Prompt 14 (Plight of the Penguin): Most birds migrate south for the winter. Destiny City is hardly a tourist destination for any migratory bird–much less penguins. They don’t even fly! And yet, Destiny City has a colony of roughly a thousand penguins that have decided to take a winter vacation in the metropolis.
One evening, the horde of penguins waddled into town, and though they’ve broken up into smaller groups for the time being, there are still so many of them. They are friendly and they are foolish. They don't know anything about city life. They waddle into stores, hang out in the road, and stare at decorative lights. They look like they’re having the time of their life, and they are not afraid of people, at all.
They will follow you home. They’ll croak at you. They’ll try to eat whatever you have in your hands. The penguins look like Adélie penguins, but they are only about a foot and a half tall and some are far more plump than others.
All sorts of rumors have been going around about these penguins–they’re migrating because of climate change, they escaped the zoo and bred in the forests of Destiny City, they’re escaped from a lab attempting to create a new wave of pets, they’re aliens–to be honest, no one really seems to know. The city is corralling them and attempting to relocate them somewhere safer, but the friendly little penguins are happy to be involved for as long as they can.
By the end of the season, Destiny City will have safely recovered all of these cute little birds, so they cannot be kept as a pet and will escape if you attempt to confine one, but they are mostly friendly and like to be involved in whatever you’re doing. Their calls can be either cute or creepy, and they look like funny little monsters if you manage to agitate them enough to get them chasing you. They almost always travel in small groups and always look after each other.
Liánlí hadn’t really given much thought to what he’d do with a backyard until he actually had one. The primary one he’d grown up with, back in Boston, it hadn’t been much to fuss over, barely enough room for anything green amidst the not-quite-urban, not-entirely-suburban bit of sprawl that Zhìháo’s family had called “home.” After getting out of there—first to the reprieve of his undergrad dormitories, then to various apartments either all his own or shared with Hayden—Liánlí simply hadn’t had a backyard, so he hadn’t needed to worry about what to do with one.
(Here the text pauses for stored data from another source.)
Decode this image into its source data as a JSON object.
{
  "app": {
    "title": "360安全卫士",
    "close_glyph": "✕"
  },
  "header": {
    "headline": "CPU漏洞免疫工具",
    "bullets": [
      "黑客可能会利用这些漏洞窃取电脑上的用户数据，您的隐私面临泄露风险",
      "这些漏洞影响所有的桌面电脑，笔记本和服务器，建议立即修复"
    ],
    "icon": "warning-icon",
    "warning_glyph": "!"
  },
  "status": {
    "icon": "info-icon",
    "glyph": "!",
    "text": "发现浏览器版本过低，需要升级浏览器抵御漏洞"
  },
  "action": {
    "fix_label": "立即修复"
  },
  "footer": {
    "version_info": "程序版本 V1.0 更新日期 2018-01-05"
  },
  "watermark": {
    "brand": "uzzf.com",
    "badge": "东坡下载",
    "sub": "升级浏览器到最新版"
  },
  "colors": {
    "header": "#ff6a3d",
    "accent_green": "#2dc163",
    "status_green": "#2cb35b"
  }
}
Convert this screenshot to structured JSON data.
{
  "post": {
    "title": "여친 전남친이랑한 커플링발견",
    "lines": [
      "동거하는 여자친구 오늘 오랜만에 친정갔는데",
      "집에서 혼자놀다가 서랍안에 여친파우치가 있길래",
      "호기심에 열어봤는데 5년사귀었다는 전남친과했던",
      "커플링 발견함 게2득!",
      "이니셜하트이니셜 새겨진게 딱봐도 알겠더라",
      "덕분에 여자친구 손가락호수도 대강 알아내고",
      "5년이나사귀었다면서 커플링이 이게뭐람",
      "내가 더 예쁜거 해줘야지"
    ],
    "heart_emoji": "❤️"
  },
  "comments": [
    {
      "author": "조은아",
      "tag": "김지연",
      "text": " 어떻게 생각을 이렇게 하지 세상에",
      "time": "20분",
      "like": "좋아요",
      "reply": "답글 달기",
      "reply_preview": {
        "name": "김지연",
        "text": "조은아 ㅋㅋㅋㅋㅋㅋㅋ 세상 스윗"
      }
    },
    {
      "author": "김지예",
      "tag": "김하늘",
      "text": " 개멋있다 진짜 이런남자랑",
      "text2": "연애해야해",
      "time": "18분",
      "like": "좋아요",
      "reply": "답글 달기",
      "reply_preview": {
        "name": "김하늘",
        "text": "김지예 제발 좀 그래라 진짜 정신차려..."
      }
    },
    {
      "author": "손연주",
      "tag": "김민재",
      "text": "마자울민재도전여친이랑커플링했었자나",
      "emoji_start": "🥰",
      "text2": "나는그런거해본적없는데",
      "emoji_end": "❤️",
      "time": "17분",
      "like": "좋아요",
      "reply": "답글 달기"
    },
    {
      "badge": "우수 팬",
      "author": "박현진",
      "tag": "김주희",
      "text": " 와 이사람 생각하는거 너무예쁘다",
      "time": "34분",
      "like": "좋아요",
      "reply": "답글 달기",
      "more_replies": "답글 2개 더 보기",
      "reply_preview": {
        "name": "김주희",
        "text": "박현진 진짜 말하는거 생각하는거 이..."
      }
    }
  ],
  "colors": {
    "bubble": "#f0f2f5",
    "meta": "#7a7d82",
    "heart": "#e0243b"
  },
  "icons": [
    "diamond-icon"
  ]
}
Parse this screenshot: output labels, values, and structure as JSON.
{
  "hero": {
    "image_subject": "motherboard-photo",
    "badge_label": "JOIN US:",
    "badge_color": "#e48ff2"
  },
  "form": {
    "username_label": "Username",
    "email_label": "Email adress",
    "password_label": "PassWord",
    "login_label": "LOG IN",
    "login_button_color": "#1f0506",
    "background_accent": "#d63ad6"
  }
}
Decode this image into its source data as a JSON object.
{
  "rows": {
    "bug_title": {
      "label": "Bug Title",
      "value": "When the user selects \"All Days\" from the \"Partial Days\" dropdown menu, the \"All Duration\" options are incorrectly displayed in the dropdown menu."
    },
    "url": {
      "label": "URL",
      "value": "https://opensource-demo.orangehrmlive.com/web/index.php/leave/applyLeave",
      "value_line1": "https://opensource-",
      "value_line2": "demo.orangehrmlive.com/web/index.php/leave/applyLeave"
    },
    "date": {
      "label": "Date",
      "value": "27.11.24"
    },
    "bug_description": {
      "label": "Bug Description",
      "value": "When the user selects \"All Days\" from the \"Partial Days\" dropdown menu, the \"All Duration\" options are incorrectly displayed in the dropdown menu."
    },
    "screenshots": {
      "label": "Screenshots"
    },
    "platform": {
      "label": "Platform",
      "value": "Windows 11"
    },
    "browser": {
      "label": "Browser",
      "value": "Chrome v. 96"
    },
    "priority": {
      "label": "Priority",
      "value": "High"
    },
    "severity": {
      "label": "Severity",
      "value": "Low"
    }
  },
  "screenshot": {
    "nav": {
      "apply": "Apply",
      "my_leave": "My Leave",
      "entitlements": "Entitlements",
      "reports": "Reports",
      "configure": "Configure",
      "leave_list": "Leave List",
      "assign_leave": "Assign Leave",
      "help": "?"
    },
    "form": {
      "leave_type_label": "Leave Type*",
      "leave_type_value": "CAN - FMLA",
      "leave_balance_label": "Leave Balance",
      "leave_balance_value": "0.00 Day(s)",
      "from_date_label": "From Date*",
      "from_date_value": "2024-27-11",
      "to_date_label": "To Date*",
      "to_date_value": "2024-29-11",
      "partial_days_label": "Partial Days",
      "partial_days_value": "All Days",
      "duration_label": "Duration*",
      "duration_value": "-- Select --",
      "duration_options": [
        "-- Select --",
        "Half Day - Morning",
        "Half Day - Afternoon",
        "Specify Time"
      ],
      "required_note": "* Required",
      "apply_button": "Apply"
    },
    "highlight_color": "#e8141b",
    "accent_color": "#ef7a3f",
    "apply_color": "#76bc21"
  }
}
Mostly, the backyard at his extremely Saturn Knight-appropriate Victorian Gothic revival-style home had been used by Táotáo, who needed space to relieve herself, same as everybody. A rickety old swing-set and slide had come with the place because nobody had wanted to move them, but Liánlí didn’t entirely trust the two-piece play-scape to fully support Miss Huanjing Guo, his ten-year-old violin student, or Miss Xiaxue Guo, her baby sister. He’d considered testing them out on his own—not that their hypothetical failure to support a full-grown adult would prove very much about their ability to support children—but every time Liánlí had come close to climbing up the dingy-looking metal steps, a voice in his head had flared up, sounding an awful lot like Ming-er and rightfully scolding him for doing something so dangerous without anyone there to help him if it went badly.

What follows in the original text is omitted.